Summer Reading to Build Business Acumen

A sales professional I know landed one of the biggest deals of his career when he least expected it: while vacationing in Hawaii with his family. He was sitting poolside, watching the kids, when an executive he’d met briefly at a trade show sat nearby. He struck up a conversation and before everyone left to get ready for dinner, they’d agreed to meet again to discuss a strategic partnership that remains firmly in place years later.

Those chance encounters may be rare, but they reflect the reality in today’s sales world that we should always be ready when an opportunity appears. A major part of that readiness is continually building business acumen so you can pick up a conversation that shows you understand someone else’s business, not just your own.

summer reading to increase business acumen

Gaining greater awareness of business—yours and theirs

Regardless of where you work, a major hurdle all sales team members must overcome is gaining access to decision-makers with increasingly limited time to spare. Preparation is crucial, even to get that appointment. That’s why developing and demonstrating strong business acumen is critical.

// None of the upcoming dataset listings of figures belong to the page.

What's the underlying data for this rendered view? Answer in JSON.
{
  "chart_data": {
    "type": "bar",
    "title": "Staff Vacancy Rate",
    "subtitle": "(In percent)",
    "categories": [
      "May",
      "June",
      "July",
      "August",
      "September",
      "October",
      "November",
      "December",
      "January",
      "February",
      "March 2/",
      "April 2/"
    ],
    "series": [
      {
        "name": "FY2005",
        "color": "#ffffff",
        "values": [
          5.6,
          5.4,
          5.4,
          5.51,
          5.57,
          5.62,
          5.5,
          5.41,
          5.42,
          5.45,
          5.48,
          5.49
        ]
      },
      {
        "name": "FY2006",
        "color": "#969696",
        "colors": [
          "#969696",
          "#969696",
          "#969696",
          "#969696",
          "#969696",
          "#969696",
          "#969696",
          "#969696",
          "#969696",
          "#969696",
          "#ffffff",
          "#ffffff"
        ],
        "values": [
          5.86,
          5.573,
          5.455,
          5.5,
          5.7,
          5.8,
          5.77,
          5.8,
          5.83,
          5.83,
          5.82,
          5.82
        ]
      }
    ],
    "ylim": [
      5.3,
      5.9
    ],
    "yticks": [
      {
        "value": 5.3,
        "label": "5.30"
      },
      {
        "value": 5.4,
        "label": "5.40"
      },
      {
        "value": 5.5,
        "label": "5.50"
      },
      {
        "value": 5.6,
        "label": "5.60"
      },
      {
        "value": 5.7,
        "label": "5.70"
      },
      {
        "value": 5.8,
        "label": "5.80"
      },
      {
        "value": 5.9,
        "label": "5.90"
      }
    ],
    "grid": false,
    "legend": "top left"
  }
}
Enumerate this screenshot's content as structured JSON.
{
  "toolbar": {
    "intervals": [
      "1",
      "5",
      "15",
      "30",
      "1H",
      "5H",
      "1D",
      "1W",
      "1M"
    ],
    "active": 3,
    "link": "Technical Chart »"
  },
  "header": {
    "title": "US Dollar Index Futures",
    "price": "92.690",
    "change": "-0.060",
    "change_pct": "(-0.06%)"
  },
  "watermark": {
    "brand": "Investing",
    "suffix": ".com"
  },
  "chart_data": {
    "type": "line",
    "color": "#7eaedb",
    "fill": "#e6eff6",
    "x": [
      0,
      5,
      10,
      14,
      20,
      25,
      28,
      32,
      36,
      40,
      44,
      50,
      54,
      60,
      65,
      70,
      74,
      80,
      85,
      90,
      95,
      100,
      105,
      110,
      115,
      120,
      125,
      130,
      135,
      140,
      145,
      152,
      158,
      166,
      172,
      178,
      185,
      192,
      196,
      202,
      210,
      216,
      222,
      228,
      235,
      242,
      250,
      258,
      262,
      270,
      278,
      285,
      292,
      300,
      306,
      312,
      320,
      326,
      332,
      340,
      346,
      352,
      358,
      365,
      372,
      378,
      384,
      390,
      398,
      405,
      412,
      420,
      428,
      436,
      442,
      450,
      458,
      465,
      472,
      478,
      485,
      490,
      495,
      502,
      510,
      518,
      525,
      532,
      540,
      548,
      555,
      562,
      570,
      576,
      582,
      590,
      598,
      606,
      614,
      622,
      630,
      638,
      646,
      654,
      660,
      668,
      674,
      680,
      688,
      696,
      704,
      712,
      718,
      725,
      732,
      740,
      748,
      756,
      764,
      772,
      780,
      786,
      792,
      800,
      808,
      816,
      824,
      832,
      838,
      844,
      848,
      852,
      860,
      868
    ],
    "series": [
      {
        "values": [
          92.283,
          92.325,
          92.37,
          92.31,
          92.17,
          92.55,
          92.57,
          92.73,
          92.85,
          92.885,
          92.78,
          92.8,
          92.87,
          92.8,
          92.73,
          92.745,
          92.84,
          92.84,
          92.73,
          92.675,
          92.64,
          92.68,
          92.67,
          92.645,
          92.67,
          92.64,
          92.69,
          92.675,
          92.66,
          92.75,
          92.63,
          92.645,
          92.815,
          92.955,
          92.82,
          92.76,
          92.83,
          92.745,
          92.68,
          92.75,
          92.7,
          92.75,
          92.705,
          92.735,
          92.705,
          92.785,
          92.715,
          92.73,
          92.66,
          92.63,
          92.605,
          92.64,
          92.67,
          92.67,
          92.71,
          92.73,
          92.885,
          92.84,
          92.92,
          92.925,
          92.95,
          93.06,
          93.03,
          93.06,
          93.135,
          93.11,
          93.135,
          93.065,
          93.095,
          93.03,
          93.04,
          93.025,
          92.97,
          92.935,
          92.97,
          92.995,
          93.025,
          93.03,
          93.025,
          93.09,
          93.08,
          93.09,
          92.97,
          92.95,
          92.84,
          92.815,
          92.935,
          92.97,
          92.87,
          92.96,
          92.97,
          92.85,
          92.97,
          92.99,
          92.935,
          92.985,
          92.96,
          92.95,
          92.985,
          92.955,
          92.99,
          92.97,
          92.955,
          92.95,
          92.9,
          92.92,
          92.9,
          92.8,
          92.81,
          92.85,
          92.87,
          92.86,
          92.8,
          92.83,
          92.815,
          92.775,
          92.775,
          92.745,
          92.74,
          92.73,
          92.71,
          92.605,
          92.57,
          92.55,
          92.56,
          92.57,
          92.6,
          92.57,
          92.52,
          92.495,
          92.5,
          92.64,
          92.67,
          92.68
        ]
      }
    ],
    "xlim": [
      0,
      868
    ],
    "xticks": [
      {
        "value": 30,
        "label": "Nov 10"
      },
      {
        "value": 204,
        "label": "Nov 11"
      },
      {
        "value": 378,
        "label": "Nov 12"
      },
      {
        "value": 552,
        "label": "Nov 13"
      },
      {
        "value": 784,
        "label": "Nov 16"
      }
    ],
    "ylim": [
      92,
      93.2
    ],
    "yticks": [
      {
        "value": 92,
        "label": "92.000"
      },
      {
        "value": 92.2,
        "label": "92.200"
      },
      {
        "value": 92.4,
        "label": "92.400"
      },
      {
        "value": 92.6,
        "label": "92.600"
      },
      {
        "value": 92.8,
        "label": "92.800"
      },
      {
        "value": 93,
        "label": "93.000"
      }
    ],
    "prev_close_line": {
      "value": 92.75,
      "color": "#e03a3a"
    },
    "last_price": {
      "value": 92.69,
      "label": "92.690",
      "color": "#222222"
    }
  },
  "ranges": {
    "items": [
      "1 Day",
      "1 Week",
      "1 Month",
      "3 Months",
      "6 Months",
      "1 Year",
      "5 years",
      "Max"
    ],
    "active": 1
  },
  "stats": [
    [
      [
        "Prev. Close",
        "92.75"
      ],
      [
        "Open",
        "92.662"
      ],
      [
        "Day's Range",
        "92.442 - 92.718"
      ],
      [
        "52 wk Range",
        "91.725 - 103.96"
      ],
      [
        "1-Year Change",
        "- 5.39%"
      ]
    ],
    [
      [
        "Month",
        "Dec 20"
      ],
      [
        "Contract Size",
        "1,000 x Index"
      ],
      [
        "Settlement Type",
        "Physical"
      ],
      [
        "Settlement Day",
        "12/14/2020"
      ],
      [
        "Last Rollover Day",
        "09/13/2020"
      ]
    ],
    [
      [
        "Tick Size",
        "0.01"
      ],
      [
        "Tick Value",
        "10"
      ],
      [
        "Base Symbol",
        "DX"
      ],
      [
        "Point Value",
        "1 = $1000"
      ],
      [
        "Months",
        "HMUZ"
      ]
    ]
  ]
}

As I’ve said before, oftentimes we only get one shot to have that executive conversation, and we want to be prepared for that as much as possible.

When we talk about business acumen, we’re really talking about having the keenness, quickness, good judgment and ability to execute. That requires greater understanding of both trends and changes in an industry as well as how someone’s business works and operates. We typically do well at understanding our own industries and businesses, but how well do we understand how a target company makes money? Spends money? Handles cash flowing through their organization? Deals with regulatory constraints?

Needless to say, such deep dives take work. Those who take the time to truly understand what makes another organization tick not only gain greater business literacy, they establish credibility that distinguishes them from others vying for the same customers or clients.

A three-step process to boost your business literacy

At ValueSelling we have a three-step process to gain specific literacy for the specific target accounts.

  • The first step is to investigate. You must understand and research what is important to know about the companies that you are calling on.
  • Armed with that information, you can now predict who you should talk to that would benefit from the research, analysis and insights you’ve discovered.
  • Then prepare for a call with key executives, both to get that call and execute once it is made with good, relevant questions that help them see or confirm conclusions and suggest specific solutions.

Ongoing learning is key

We take the above steps to discover where a target organization is and what issues or challenges are impeding its growth. These are issues that weigh heavily on the executives we’re trying to reach, and if you can demonstrate a greater understanding of those problems, you are in a better position to be seen as a credible partner to help resolve them.

But first, you must grasp what is happening in a specific industry, then hone in on what is happening within a specific company. Most of us now begin deep dives using online search engines. We can also leverage email digests, Google alerts and social networks, such as LinkedIn, to learn more on a topic or company. Be sure to consider the following resources while searching for recent, most relevant information:

Industry perspective:

  • Trade associations typically have a wealth of resources that address current trends and issues that impact members
  • Industry-specific blogs not only provide different perspectives but they are also apt to aggregate information

Company perspective:

  • Local business journals and business sites that reflect where a company operates within a territory
  • The business section of a local newspaper for executives moving positions and new companies moving into the area
  • If they are a public company, comb through their financial filings.

Pay close attention not just to the information but how it’s conveyed. This helps when calling on a company because you’ll need to adapt to their language to have credible, relevant conversations with their executives. Some clients might talk about ‘bookings’ or they might talk about ‘revenue recognition’ or ‘contract value increase’ or ‘wallet share.’ Know what these individual terms mean so you not only understand them but can accurately use them in conversations.

Granted, these publications may not qualify as quick summer reads, but including them in your summer reading will pay dividends when everyone is competing for the same executives’ attentions once vacation season ends. Or even while everyone is relaxing around a resort pool.